In contrast to direct insurance, African reinsurance underwriting shows a better geographical balance. The South African giant's share was limited to only 37% in 2022, compared with 65% in direct insurance. In reinsurance, Johannesburg does not concentrate all premiums. Places like Lagos, home to Africa Re and Continental Re, and Nairobi, with Kenya Re and Zep Re in particular, are very active, while North Africa is home to two top 5 companies, SCR (Morocco) and CCR (Algeria).

Furthermore, African reinsurance is highly concentrated. The top five reinsurers accounted for 54.8% of premiums in 2022, and the top 10 for 75.8%. On a global scale, and still in 2022, this breakdown was 44.5% for the top five and 69.2% for the top 10.

Another distinctive feature of African reinsurance is that it is predominantly non-life. In 2022, non-life reinsurance accounted for 89% of total underwriting, while life reinsurance represented only 11%. Worldwide, the life/non-life split is 29% and 71% respectively.

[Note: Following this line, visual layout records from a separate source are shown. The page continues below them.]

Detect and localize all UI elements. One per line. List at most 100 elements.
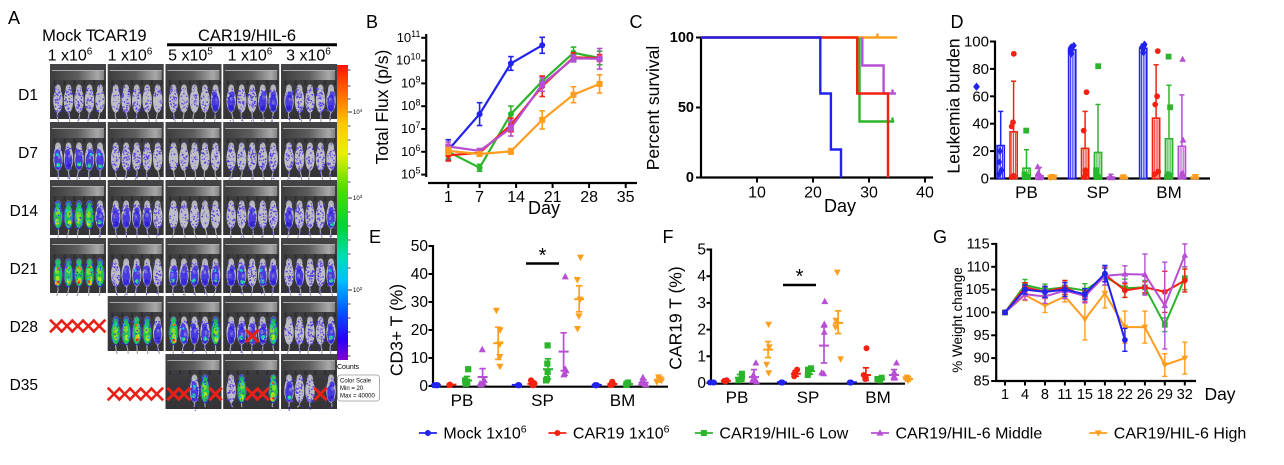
svg-text:95: 95 — [974, 328, 990, 344]
svg-text:% Weight change: % Weight change — [950, 267, 965, 373]
svg-text:3: 3 — [697, 295, 706, 312]
svg-text:CAR19: CAR19 — [93, 27, 146, 45]
svg-text:Day: Day — [528, 198, 560, 218]
svg-text:CAR19/HIL-6 Low: CAR19/HIL-6 Low — [719, 426, 848, 443]
svg-text:CAR19/HIL-6: CAR19/HIL-6 — [198, 27, 296, 45]
svg-text:1: 1 — [697, 348, 706, 365]
svg-text:A: A — [8, 8, 20, 28]
svg-text:CAR19/HIL-6 High: CAR19/HIL-6 High — [1114, 426, 1247, 443]
svg-text:60: 60 — [972, 88, 989, 105]
svg-text:29: 29 — [1157, 387, 1173, 403]
svg-text:100: 100 — [670, 30, 694, 46]
svg-text:4: 4 — [1021, 387, 1029, 403]
svg-text:15: 15 — [1077, 387, 1093, 403]
svg-text:1: 1 — [444, 189, 453, 206]
svg-text:102: 102 — [353, 286, 363, 294]
svg-text:100: 100 — [964, 34, 989, 51]
svg-text:BM: BM — [610, 391, 636, 410]
svg-text:20: 20 — [972, 143, 989, 160]
svg-text:50: 50 — [411, 238, 429, 255]
svg-text:10: 10 — [748, 185, 766, 202]
svg-text:C: C — [630, 12, 643, 32]
svg-text:1: 1 — [1001, 387, 1009, 403]
svg-text:107: 107 — [401, 120, 420, 136]
svg-text:Day: Day — [1204, 384, 1235, 404]
svg-text:Mock T: Mock T — [42, 27, 96, 45]
svg-text:Max = 40000: Max = 40000 — [340, 394, 376, 400]
svg-text:D14: D14 — [10, 203, 39, 220]
svg-text:Mock 1x106: Mock 1x106 — [443, 423, 526, 442]
svg-text:21: 21 — [544, 189, 562, 206]
svg-text:10: 10 — [411, 350, 429, 367]
svg-text:Color Scale: Color Scale — [340, 379, 372, 385]
svg-text:SP: SP — [531, 391, 554, 410]
svg-text:1010: 1010 — [396, 52, 420, 68]
svg-text:40: 40 — [972, 116, 989, 133]
svg-text:108: 108 — [401, 97, 420, 113]
svg-text:105: 105 — [401, 166, 420, 182]
svg-text:PB: PB — [1015, 183, 1038, 202]
svg-text:18: 18 — [1097, 387, 1113, 403]
svg-text:26: 26 — [1137, 387, 1153, 403]
svg-text:1 x106: 1 x106 — [108, 46, 153, 64]
svg-text:Counts: Counts — [337, 364, 360, 371]
svg-text:104: 104 — [353, 108, 363, 116]
svg-text:11: 11 — [1057, 387, 1072, 403]
svg-text:Leukemia burden: Leukemia burden — [944, 38, 964, 173]
svg-text:Total Flux (p/s): Total Flux (p/s) — [372, 50, 392, 165]
svg-text:35: 35 — [617, 189, 635, 206]
svg-text:1011: 1011 — [397, 29, 421, 45]
svg-text:D28: D28 — [10, 319, 38, 336]
svg-text:D7: D7 — [18, 145, 38, 162]
svg-text:80: 80 — [972, 61, 989, 78]
svg-text:PB: PB — [451, 391, 474, 410]
svg-text:20: 20 — [411, 322, 429, 339]
svg-text:2: 2 — [697, 322, 706, 339]
svg-text:0: 0 — [697, 375, 706, 392]
svg-text:100: 100 — [965, 305, 989, 321]
svg-text:Day: Day — [824, 196, 856, 216]
svg-text:BM: BM — [1156, 183, 1182, 202]
svg-text:109: 109 — [401, 75, 420, 91]
svg-text:28: 28 — [580, 189, 598, 206]
svg-text:40: 40 — [916, 185, 934, 202]
svg-text:PB: PB — [726, 388, 749, 407]
svg-text:50: 50 — [678, 100, 694, 116]
svg-text:Percent survival: Percent survival — [643, 46, 663, 171]
svg-text:F: F — [663, 227, 674, 247]
svg-text:CAR19 T (%): CAR19 T (%) — [666, 266, 686, 369]
svg-text:Min = 20: Min = 20 — [340, 386, 364, 392]
svg-text:D: D — [951, 12, 964, 32]
svg-text:5: 5 — [697, 242, 706, 259]
svg-text:85: 85 — [974, 374, 990, 390]
svg-text:E: E — [369, 227, 381, 247]
svg-text:30: 30 — [860, 185, 878, 202]
svg-text:0: 0 — [981, 171, 989, 188]
svg-text:G: G — [933, 227, 947, 247]
svg-text:106: 106 — [401, 143, 420, 159]
svg-text:30: 30 — [411, 294, 429, 311]
svg-text:110: 110 — [967, 259, 990, 275]
svg-text:40: 40 — [411, 266, 429, 283]
svg-text:*: * — [539, 245, 547, 267]
svg-text:7: 7 — [475, 189, 484, 206]
svg-text:*: * — [796, 266, 804, 288]
svg-text:14: 14 — [507, 189, 525, 206]
svg-text:3 x106: 3 x106 — [286, 46, 331, 64]
svg-text:32: 32 — [1177, 387, 1193, 403]
svg-text:1 x106: 1 x106 — [228, 46, 273, 64]
svg-text:8: 8 — [1041, 387, 1049, 403]
svg-text:20: 20 — [804, 185, 822, 202]
svg-text:CD3+ T (%): CD3+ T (%) — [387, 284, 407, 376]
svg-text:B: B — [366, 12, 378, 32]
svg-text:22: 22 — [1117, 387, 1133, 403]
svg-text:BM: BM — [865, 388, 891, 407]
svg-text:115: 115 — [967, 236, 990, 252]
svg-text:4: 4 — [697, 268, 706, 285]
svg-text:103: 103 — [353, 194, 363, 202]
svg-text:5 x105: 5 x105 — [168, 46, 213, 64]
svg-text:105: 105 — [965, 282, 989, 298]
svg-text:CAR19/HIL-6 Middle: CAR19/HIL-6 Middle — [896, 426, 1043, 443]
svg-text:SP: SP — [1087, 183, 1110, 202]
svg-text:CAR19 1x106: CAR19 1x106 — [573, 423, 670, 442]
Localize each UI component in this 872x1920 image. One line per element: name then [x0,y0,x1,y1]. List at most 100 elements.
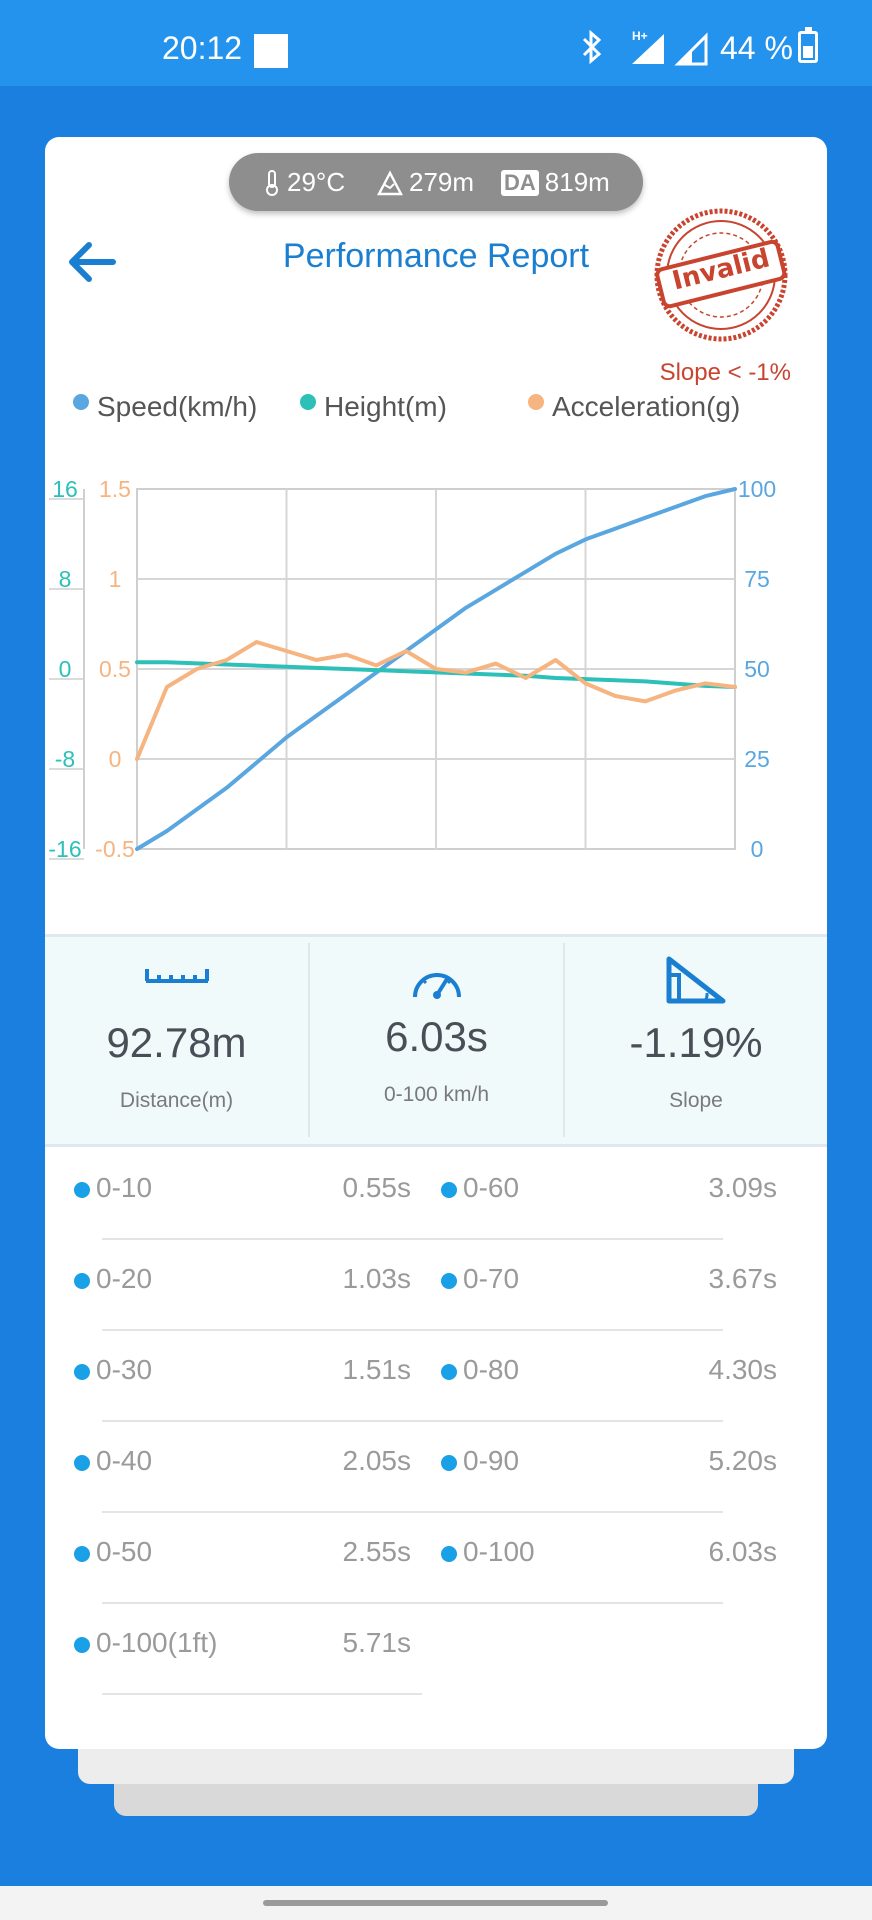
slope-warning: Slope < -1% [659,359,791,386]
bullet-icon [441,1182,457,1198]
split-label: 0-70 [463,1263,520,1294]
split-row: 0-10 0.55s [74,1147,411,1238]
split-time: 3.09s [708,1172,778,1203]
split-row: 0-50 2.55s [74,1511,411,1602]
density-altitude-item: DA 819m [501,167,610,198]
split-row: 0-80 4.30s [441,1329,777,1420]
split-label: 0-100(1ft) [96,1627,218,1658]
acceleration-tick-label: 0.5 [99,656,131,682]
stat-distance: 92.78m Distance(m) [45,937,308,1144]
environment-pill: 29°C 279m DA 819m [229,153,643,211]
network-type: H+ [632,29,648,43]
split-time: 3.67s [708,1263,778,1294]
stats-panel: 92.78m Distance(m) 6.03s 0-100 km/h [45,934,827,1147]
legend-speed: Speed(km/h) [73,391,257,423]
altitude-item: 279m [377,167,474,198]
bullet-icon [441,1546,457,1562]
acceleration-tick-label: 1.5 [99,476,131,502]
split-time: 2.05s [342,1445,412,1476]
stat-acceleration-time: 6.03s 0-100 km/h [310,937,563,1144]
notification-square-icon [254,34,288,68]
acceleration-tick-label: 1 [109,566,122,592]
split-label: 0-100 [463,1536,535,1567]
bullet-icon [74,1364,90,1380]
bullet-icon [74,1273,90,1289]
slope-value: -1.19% [629,1019,763,1066]
split-label: 0-80 [463,1354,520,1385]
split-time: 1.03s [342,1263,412,1294]
altitude-value: 279m [409,167,475,197]
battery-icon [798,27,818,63]
distance-label: Distance(m) [119,1089,234,1112]
speed-tick-label: 100 [738,476,776,502]
split-time: 4.30s [708,1354,778,1385]
bullet-icon [74,1455,90,1471]
split-row: 0-40 2.05s [74,1420,411,1511]
series-line-left [135,660,737,689]
bullet-icon [441,1455,457,1471]
back-arrow-icon[interactable] [61,231,123,293]
acceleration-tick-label: -0.5 [95,836,135,862]
split-row: 0-100 6.03s [441,1511,777,1602]
split-label: 0-50 [96,1536,153,1567]
series-line-left2 [135,640,737,761]
height-tick-label: 8 [59,566,72,592]
height-tick-label: -8 [55,746,75,772]
bullet-icon [74,1182,90,1198]
da-badge: DA [501,169,539,196]
ruler-icon [144,969,209,983]
split-row: 0-90 5.20s [441,1420,777,1511]
invalid-stamp: Invalid [651,205,791,345]
split-time: 1.51s [342,1354,412,1385]
zero-to-hundred-label: 0-100 km/h [383,1083,490,1106]
split-label: 0-40 [96,1445,153,1476]
legend-height-label: Height(m) [324,391,447,422]
split-row: 0-60 3.09s [441,1147,777,1238]
row-divider [102,1693,422,1695]
row-divider [409,1602,723,1604]
legend-speed-dot [73,394,89,410]
speed-tick-label: 75 [744,566,770,592]
report-card: 29°C 279m DA 819m Performance Report Inv… [45,137,827,1749]
density-altitude-value: 819m [544,167,610,197]
split-row: 0-70 3.67s [441,1238,777,1329]
height-tick-label: 16 [52,476,78,502]
speed-tick-label: 25 [744,746,770,772]
row-divider [409,1420,723,1422]
split-time: 2.55s [342,1536,412,1567]
bullet-icon [441,1364,457,1380]
stat-slope: -1.19% Slope [565,937,827,1144]
legend-acceleration-dot [528,394,544,410]
legend-height-dot [300,394,316,410]
row-divider [102,1420,409,1422]
split-label: 0-30 [96,1354,153,1385]
bullet-icon [441,1273,457,1289]
split-row: 0-20 1.03s [74,1238,411,1329]
row-divider [102,1511,409,1513]
height-tick-label: -16 [48,836,81,862]
series-line-right [135,487,737,851]
legend-height: Height(m) [300,391,447,423]
split-row: 0-30 1.51s [74,1329,411,1420]
temperature-item: 29°C [263,167,345,198]
split-time: 5.20s [708,1445,778,1476]
row-divider [409,1329,723,1331]
thermometer-icon [266,169,278,196]
slope-label: Slope [669,1089,723,1112]
signal-icon [674,32,708,66]
row-divider [409,1238,723,1240]
status-bar: 20:12 H+ 44 % [0,0,872,86]
slope-icon [666,956,726,1004]
split-label: 0-10 [96,1172,153,1203]
row-divider [102,1238,409,1240]
mountain-icon [377,169,403,195]
bullet-icon [74,1637,90,1653]
row-divider [102,1602,409,1604]
signal-h-plus-icon: H+ [632,29,664,64]
speedometer-icon [412,973,461,999]
height-tick-label: 0 [59,656,72,682]
stat-divider [308,943,310,1137]
row-divider [409,1511,723,1513]
home-gesture-handle[interactable] [263,1900,608,1906]
split-time: 0.55s [342,1172,412,1203]
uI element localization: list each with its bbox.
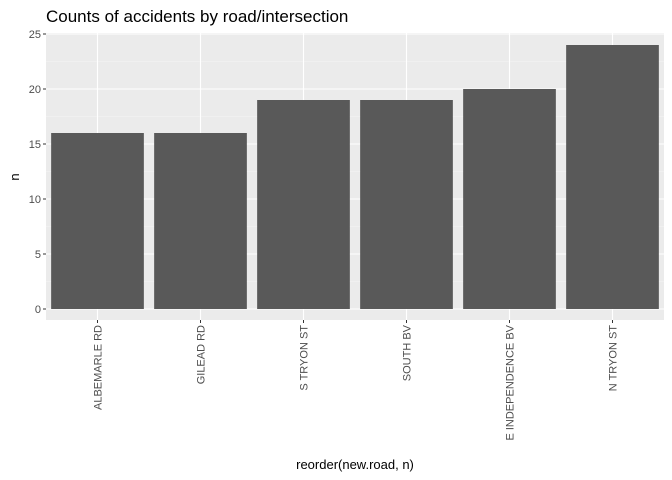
bar-s-tryon-st <box>257 100 350 309</box>
x-tick-label: S TRYON ST <box>299 325 311 391</box>
x-tick-label: GILEAD RD <box>196 325 208 384</box>
bars <box>51 45 659 309</box>
plot-panel <box>46 33 664 320</box>
chart-title: Counts of accidents by road/intersection <box>46 7 348 26</box>
bar-gilead-rd <box>154 133 247 309</box>
y-tick-label: 20 <box>29 84 41 96</box>
x-tick-label: N TRYON ST <box>608 325 620 391</box>
x-tick-label: E INDEPENDENCE BV <box>505 324 517 440</box>
y-tick-label: 5 <box>35 249 41 261</box>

The buoyancy of the African reinsurance market is largely due to the political will of governments. As an act of sovereignty, and to offset the reluctance of private national investors to make long-term commitments, governments have had no choice but to invest in this activity. With the exception of subsidiaries of major international groups and a few companies such as Continental Re and Waica Re, the main players in African reinsurance were established and supported by governments. These include Africa Re, SCR, CCR, Zep Re, Kenya Re, CICA Re and Ghana Re.

Eventually, 44% of the premium accepted by reinsurers domiciled in Africa is state-sponsored, 36% is controlled by the major groups, and the remaining 20% goes to companies with private African or other capital.